Testing your webhook pipeline
Before relying on real market events, validate your pipeline end to end with synthetic payloads. Send a test POST to your local endpoint with a realistic payload shape:
curl -X POST http://localhost:3000/webhooks/hypertracker \
-H "Content-Type: application/json" \
-H "x-ht-signature: test-skip-in-dev" \
-d '{
"event_id": "test-001",
"type": "cohort.shift",
"timestamp": "2026-07-10T14:30:00Z",
"data": {
"asset": "ETH",
"cohort_name": "Money Printer",
"cohort_id": 8,
"direction": "short",
"net_position": -1247.5
}
}'
Check that your Telegram channel or Discord server receives the formatted alert. Then test the failure path: kill your Telegram bot token temporarily, send another test event, and verify it lands in the retry queue. These two checks, happy path and failure path, catch most integration issues before you go live.
The HyperTracker dashboard also includes a "Send test event" button on the webhook configuration page.
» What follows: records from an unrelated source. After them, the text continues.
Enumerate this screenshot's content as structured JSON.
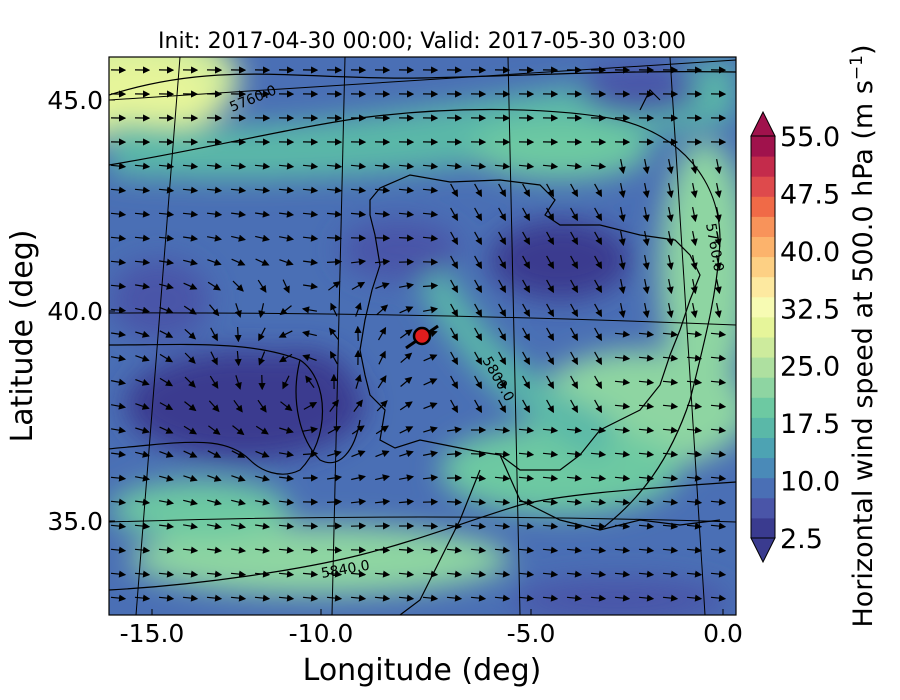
{
  "title": "Init: 2017-04-30 00:00; Valid: 2017-05-30 03:00",
  "xlabel": "Longitude (deg)",
  "ylabel": "Latitude (deg)",
  "colorbar": {
    "label": "Horizontal wind speed at 500.0 hPa (m s",
    "label_sup": "−1",
    "label_end": ")",
    "range": [
      2.5,
      55.0
    ],
    "ticks": [
      "55.0",
      "47.5",
      "40.0",
      "32.5",
      "25.0",
      "17.5",
      "10.0",
      "2.5"
    ],
    "colors": [
      "#3a3b8f",
      "#4a55a8",
      "#4a6fb5",
      "#4a8ab8",
      "#4da3b3",
      "#5ab8a8",
      "#6dc9a2",
      "#8ed5a2",
      "#aee0a0",
      "#cdeb9d",
      "#e6f59a",
      "#f7fbb3",
      "#fde9a0",
      "#fdd084",
      "#fcb36c",
      "#f8935a",
      "#f06a47",
      "#de4a4c",
      "#c42b4b",
      "#a0124c"
    ]
  },
  "contour_labels": [
    "5760.0",
    "5760.0",
    "5800.0",
    "5840.0"
  ],
  "chart_data": {
    "type": "map",
    "xlim": [
      -16.0,
      0.3
    ],
    "ylim": [
      32.6,
      46.1
    ],
    "xticks": [
      "-15.0",
      "-10.0",
      "-5.0",
      "0.0"
    ],
    "yticks": [
      "45.0",
      "40.0",
      "35.0"
    ],
    "marker": {
      "lon": -7.6,
      "lat": 39.4,
      "color": "#e11d1d"
    }
  }
}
This fires a real payload shape through the production delivery pipeline, so you can validate your endpoint is reachable and responding correctly without waiting for a market event.
From alerts to automation
Once the alert pipeline is running, the natural next step is acting on those signals programmatically. The same processEvent function that routes to Telegram can also trigger trades, adjust positions, or update a dashboard. A cohort shift from Money Printer going net short on BTC could automatically tighten your stop losses. A liquidation cluster forming above current price could trigger a hedge.
The architecture scales because webhooks decouple detection from action. Your receiver handles the "something happened" layer. Separate modules handle the "what do we do about it" layer. You can add a new action (post to Slack, log to a database, trigger a TradingView alert) without touching the receiver or the signature validation.
HyperTracker classifies every wallet on Hyperliquid into 16 behavioral cohorts: eight by account size (Shrimp through Leviathan) and eight by all-time PnL (Money Printer through Giga-Rekt). When those classifications shift in aggregate, the webhook fires. Your job is deciding what that shift means for your positions and wiring the response.
Start building with webhooks
Webhook delivery is available on HyperTracker's Flow ($799/mo) and Stream ($1,999/mo) tiers. Flow gives you webhooks plus 400,000 monthly API requests and 200 requests/minute rate limiting. Stream adds WebSocket delivery, 2 million monthly requests, and 500 requests/minute. Both include the full cohort analytics, order flow, and liquidation risk endpoints that power the alert events shown in this guide.
Explore HyperTracker API tiers
Most trading infrastructure starts with a polling loop because that is what the tutorials show. The builders who ship production-grade systems move to push delivery as soon as they can, because every minute of latency in signal detection compounds into missed trades and stale alerts. Thirty minutes of setup now saves you from debugging a flaky cron job at 3 AM when the market is moving.